If I understand correctly how the TCP input plugin works, this explains why nothing appears in my file until my pipeline is stopped: the input waits for a delimiter to come but since there is none it considers the full data coming in as a single log, whatever its size is.

Is there a way to specify to the input that the log should be delimited by the TCP frame only? Or may be I am not using the right codec (i tried the default "line" codec and the plain codec but the later is ignored to be replace by the "line" one, see Logstash - wrong codec in tcp input plugin?)

Many thanks in advance!

TCP is a stream oriented protocol. You need to have a message framing protocol on top of it. That's typically done using a delimiter.

1 Like

Hi @Badger and thank you for your answer. I have investigated a little more since the opening of this discussion and I will add some observations about my previous statement.

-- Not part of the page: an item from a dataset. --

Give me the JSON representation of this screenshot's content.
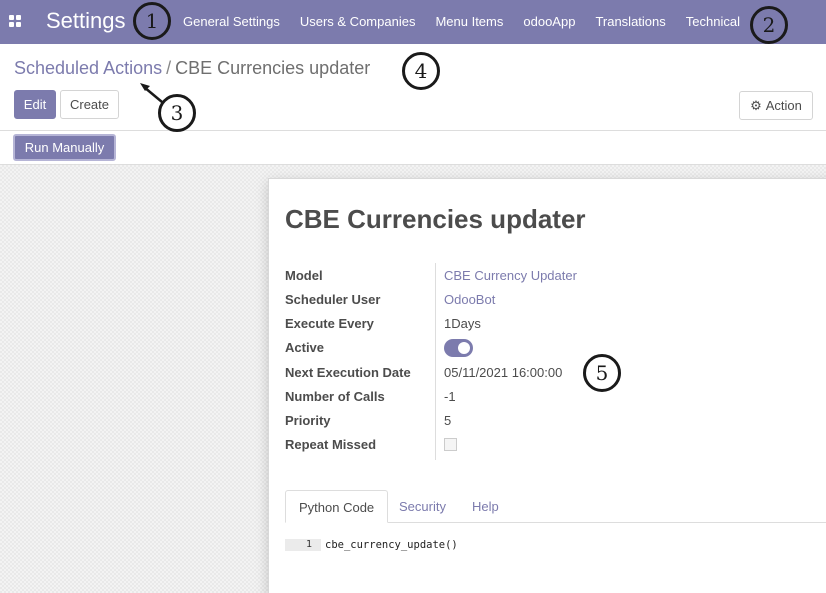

The devices sending us logs follow the RFC5424 to send syslog messages. This RFC seems to allow formatting the messages as " " without adding delimiters between messages. As an example, sending the following:

some message
some other message

would give the following network capture:

12 some message18 some other message

A rsyslog server with standard configuration receiving those logs through a TCP socket would write each message on its own line in a file.

A solution could be to use a syslog input with the grok_pattern option correctly set (and even this could be tricky).

But (because there is always a but) I will need to cipher data to ensure data confidentiality during the transport and, unfortunately, the syslog input does not seem to support those options.

Do you have some way to make it work without putting a rsyslog in front of the logstash to make the translation?

Thank you

So it looks like the framing in your case is to add a message length preceeding the message. I am not aware of any input that can handle that.

This topic was automatically closed 28 days after the last reply. New replies are no longer allowed.